Was aber nicht bedeutet, dass wir die ganzen spontanen Demonstrationen vergessen haben. Ausdruck von Wut gegen Polizei und Gefängnisse.
Wir sehen es als eigenen Fehler, dass auch wir immer wieder die „Unerfahrung“ zu Anti-Knast Arbeit und Repression in Österreich als Rechtfertigung herangezogen haben, um die Handlungen der Autonomen/ Anarchisitischen Szene in Wien zu rechtfertigen. Nach vielen Monaten der Soliarbeit und der fehlenden Reflexion darüber sehen wir das aber anders.
Unerfahrung ist keine Ausrede. Denn pragmatischer Selbstmord spiegelt das Handeln und die Einstellung von uns allen. Im Falle von Wien, keine starke Anarchistische Bewegung, brauchen einige die Grüne als Rückrad.
Da machen wir wieder mal unsere Meinung bekannt, dass es nicht wichtig ist, dass wir viele sind, sondern dass unser Handeln uns widerspiegelt.

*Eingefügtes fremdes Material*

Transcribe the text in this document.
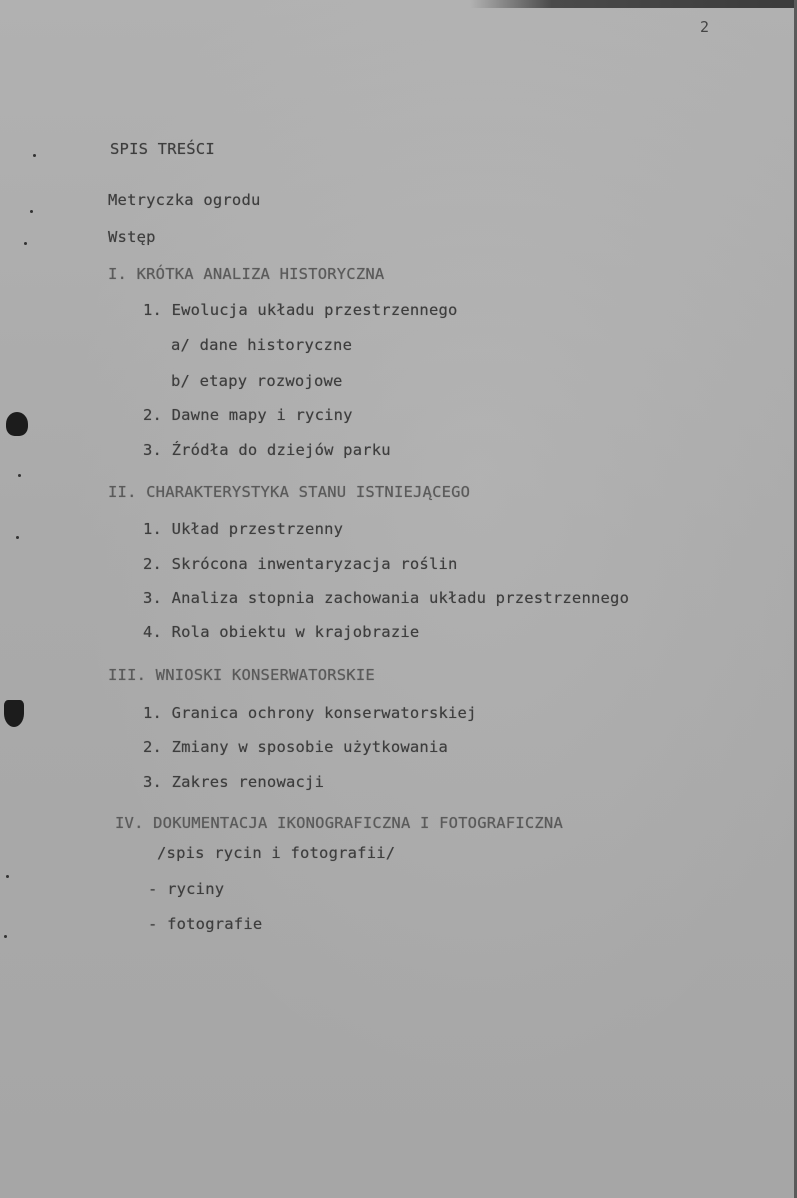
2
SPIS TREŚCI
Metryczka ogrodu
Wstęp
I. KRÓTKA ANALIZA HISTORYCZNA
1. Ewolucja układu przestrzennego
a/ dane historyczne
b/ etapy rozwojowe
2. Dawne mapy i ryciny
3. Źródła do dziejów parku
II. CHARAKTERYSTYKA STANU ISTNIEJĄCEGO
1. Układ przestrzenny
2. Skrócona inwentaryzacja roślin
3. Analiza stopnia zachowania układu przestrzennego
4. Rola obiektu w krajobrazie
III. WNIOSKI KONSERWATORSKIE
1. Granica ochrony konserwatorskiej
2. Zmiany w sposobie użytkowania
3. Zakres renowacji
IV. DOKUMENTACJA IKONOGRAFICZNA I FOTOGRAFICZNA
/spis rycin i fotografii/
- ryciny
- fotografie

In unserem Fall der soziale Krieg zwischen uns und dem Kapitalismus/Staat/Patriarchat.
Wir wollen noch abschließen, dass auch in dieser Solidaritätsarbeit der Diskurs von Schuld und Unschuld vorherrschte. Das hat in einer anarchistischen Praxis nichts verloren. Wie sollte denn ansonsten anarchistische Solidarität aus, wenn Menschen zum Beispiel bei ihrer Tat erwischt werden? Wir wollen nicht das Konstrukt des ganzen Falles absprechen, wir wollen es aber auch nicht extra hervorheben, da es tägliche Praxis des Staates ist. Immerhin konstruiert er ja auch jeden Tag absurde Gesetze und so vieles mehr.
Dies ist das Ende unserer Überlegungen, die jetzt endlich niedergeschrieben wurden. Das bedeutet für uns keinen Abschluss, sondern einen Beginn einer Auseinandersetzung, für eine revolutionäre Theorie und Praxis.
Es ist auch nicht wichtig wer die VerfasserInnen des Textes sind (auch so eine Beschäftigungstherapie in der Szene). Alle Anstrengung dies raus zu finden ist entweder Arbeit der Polizei, oder Ablenkung von der eigenen Auseinandersetzung.